Firstly, the length designation for an SBR of sixteen inches has always felt frustrating and arbitrary. The intent of SBR law has always been to restrict the criminal element from utilizing easily concealable rifles. But is a rifle with, say, a fourteen-inch barrel easily concealable? The M4 currently used by our nation’s military utilizes a 14.5-inch barrel, which is still highly difficult to conceal. Additionally, even with the proliferation of “AR pistols” over the last decade, traditional pistols continued to be used in the perpetration of most firearm-related crimes. Barrel lengths between 12 and 16 inches are more appropriately considered carbines. Their use is far more typical in law enforcement and the military for close-quarters combat and by law-abiding citizens for home defense. Today’s criminal element is not concealing carbines in their perpetration of violent crime but using traditional pistols.
Secondly, one of the items regulated by the NFA, silencers, has never been favored by the criminal element. Criminals learned long ago that these devices do not silence firearms as much as the movies would have you believe (which is why we gun nuts prefer to call them suppressors). These devices also tend to make traditional pistols unwieldy and far more challenging to conceal. However, silencers have gained growing popularity in recent decades as law-abiding gun owners have sought additional means of hearing protection. Every year, more and more hunters, recreational shooters, and those interested in home defense are gaining interest in utilizing silencers as hearing protection.
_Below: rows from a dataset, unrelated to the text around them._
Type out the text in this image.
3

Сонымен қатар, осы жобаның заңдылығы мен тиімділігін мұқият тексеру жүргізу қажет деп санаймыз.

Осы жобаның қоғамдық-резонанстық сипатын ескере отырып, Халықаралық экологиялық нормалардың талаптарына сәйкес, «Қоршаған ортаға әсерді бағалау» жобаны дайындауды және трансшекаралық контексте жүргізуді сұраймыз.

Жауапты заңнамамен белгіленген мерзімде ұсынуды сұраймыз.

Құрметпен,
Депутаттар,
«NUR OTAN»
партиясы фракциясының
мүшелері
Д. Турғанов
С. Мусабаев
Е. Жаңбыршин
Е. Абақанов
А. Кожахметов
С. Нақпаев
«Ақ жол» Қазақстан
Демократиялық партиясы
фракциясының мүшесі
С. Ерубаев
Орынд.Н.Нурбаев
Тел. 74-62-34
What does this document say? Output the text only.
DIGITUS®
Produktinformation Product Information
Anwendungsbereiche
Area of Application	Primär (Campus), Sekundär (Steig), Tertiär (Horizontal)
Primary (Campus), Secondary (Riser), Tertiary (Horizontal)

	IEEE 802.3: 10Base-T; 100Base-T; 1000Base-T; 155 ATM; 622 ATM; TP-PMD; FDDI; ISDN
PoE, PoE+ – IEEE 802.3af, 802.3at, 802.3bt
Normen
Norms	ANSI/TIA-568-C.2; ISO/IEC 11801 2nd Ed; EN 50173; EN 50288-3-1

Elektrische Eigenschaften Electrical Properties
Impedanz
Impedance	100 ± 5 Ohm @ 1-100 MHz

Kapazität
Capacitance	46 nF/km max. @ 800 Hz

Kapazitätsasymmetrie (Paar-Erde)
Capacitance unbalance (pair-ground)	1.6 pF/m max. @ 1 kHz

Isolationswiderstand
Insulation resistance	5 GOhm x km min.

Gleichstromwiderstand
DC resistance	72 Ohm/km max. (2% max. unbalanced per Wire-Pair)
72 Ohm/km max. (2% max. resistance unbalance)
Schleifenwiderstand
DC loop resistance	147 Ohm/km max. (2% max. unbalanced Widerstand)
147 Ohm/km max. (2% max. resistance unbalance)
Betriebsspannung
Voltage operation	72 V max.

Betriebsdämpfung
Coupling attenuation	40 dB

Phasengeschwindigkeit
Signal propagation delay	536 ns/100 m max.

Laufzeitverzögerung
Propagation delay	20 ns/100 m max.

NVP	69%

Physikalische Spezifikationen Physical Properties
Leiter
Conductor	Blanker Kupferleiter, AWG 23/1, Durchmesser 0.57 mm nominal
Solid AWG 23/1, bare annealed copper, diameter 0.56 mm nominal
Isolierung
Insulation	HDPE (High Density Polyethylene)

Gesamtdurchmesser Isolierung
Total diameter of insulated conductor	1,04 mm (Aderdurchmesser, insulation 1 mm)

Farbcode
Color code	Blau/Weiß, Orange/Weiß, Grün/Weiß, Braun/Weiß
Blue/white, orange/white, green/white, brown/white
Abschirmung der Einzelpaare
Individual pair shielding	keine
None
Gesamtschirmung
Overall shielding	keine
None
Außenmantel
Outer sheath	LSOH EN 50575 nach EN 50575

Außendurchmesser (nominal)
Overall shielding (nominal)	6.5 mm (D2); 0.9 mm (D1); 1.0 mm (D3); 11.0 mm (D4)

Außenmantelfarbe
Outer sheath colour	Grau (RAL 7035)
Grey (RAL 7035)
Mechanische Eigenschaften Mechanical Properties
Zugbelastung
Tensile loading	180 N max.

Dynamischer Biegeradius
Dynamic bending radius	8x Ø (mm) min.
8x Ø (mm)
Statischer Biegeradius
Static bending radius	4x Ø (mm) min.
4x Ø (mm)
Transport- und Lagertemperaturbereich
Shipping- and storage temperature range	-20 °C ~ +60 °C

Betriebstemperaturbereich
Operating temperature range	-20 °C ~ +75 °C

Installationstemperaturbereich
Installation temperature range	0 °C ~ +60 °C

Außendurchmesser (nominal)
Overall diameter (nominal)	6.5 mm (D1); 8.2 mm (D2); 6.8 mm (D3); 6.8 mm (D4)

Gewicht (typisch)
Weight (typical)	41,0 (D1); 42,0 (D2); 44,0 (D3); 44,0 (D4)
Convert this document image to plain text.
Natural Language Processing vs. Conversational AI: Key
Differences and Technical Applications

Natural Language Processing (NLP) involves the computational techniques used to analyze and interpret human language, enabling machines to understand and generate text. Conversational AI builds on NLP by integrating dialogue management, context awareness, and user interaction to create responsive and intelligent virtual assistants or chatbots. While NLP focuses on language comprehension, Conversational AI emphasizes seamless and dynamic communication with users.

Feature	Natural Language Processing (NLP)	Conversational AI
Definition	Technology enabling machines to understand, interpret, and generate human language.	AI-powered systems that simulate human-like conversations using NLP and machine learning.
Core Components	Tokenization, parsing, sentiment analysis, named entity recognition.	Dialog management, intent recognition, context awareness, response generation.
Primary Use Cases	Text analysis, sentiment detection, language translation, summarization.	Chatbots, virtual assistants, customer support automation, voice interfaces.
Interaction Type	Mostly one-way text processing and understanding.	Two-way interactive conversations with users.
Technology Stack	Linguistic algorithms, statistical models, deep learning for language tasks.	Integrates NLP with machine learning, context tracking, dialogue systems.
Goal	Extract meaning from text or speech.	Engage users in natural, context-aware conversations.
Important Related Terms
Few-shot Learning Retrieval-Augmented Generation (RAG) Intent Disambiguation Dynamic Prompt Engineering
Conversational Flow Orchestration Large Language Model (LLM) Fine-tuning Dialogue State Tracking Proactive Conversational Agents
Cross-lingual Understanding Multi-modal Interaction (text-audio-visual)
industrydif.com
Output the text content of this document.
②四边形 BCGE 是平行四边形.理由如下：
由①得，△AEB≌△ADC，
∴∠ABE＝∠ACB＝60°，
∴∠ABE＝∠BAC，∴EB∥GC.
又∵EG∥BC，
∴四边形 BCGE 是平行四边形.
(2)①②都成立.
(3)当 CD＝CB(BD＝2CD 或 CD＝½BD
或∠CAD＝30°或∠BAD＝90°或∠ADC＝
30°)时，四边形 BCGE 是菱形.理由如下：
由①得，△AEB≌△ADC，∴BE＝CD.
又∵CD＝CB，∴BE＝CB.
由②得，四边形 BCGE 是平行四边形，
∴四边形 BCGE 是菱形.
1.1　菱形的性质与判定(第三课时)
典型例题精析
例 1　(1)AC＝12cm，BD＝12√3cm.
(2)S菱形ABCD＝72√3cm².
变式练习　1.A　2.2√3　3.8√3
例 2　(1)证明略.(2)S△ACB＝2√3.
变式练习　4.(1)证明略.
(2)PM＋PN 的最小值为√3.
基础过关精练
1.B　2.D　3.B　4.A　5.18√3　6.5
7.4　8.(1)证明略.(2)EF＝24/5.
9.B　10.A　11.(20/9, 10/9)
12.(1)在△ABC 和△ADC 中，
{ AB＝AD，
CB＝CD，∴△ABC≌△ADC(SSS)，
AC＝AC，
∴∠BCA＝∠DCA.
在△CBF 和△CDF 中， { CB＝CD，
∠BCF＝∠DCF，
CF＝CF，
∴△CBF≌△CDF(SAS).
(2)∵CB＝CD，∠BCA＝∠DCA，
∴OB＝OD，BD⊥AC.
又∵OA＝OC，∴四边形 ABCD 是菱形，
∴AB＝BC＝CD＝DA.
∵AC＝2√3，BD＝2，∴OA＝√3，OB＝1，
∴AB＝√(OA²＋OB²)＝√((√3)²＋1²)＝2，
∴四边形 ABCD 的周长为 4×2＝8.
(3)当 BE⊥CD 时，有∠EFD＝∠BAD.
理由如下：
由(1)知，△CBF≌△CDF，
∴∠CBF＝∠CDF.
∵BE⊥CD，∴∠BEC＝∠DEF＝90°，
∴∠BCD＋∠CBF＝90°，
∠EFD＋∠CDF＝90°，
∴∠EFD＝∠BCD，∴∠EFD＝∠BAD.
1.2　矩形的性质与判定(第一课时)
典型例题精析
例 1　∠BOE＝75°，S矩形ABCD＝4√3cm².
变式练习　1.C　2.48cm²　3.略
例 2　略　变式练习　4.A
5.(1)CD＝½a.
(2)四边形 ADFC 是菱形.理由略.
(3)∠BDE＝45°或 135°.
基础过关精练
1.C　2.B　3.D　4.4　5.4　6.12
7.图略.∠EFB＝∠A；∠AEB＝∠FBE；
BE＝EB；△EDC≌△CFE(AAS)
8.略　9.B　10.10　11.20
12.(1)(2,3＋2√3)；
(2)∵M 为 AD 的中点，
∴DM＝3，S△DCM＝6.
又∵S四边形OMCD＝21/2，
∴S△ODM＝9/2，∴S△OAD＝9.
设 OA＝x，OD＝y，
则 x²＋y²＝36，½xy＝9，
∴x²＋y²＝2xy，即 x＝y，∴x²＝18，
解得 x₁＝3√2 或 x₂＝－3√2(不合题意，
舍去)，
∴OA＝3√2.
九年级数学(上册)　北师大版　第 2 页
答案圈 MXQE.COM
So, this would be my suggestion of what kinds of language our proposed law would have to include in order to get Republicans on board with its passage:
“A Short-Barreled Rifle shall be defined as any shoulder-fired weapon with a barrel length less than 12 inches.”
“Silencers/Suppressors shall be designated as hearing protective devices and no longer subject to NFA registration.”
In summary, what I envision as the result of a deliberative process in Congress would be closing the “pistol brace loophole” to SBR law while redefining an SBR as a shoulder-fired firearm with a barrel less than 12 inches, and banning external devices such as bump stocks and pistol braces while removing the NFA regulations on silencers/suppressors.
The provisions of such a, dare I say it, compromise would be, or should be, tempting to all sides of the debate. No doubt, plenty will decry anything that gives a “victory to the other side” as a betrayal. But I think such a piece of legislation would go a long way to addressing concerns equally across the board, a genuine give-and-take that few probably prefer but most could live with. And, perhaps, most importantly, it would make the law clear and no longer subject to the whims of changing regulations.
Again, I’m not holding my breath that such a deliberative piece of legislation will bubble up from the floors of Congress anytime soon. But…I’m just putting it out there. You never know.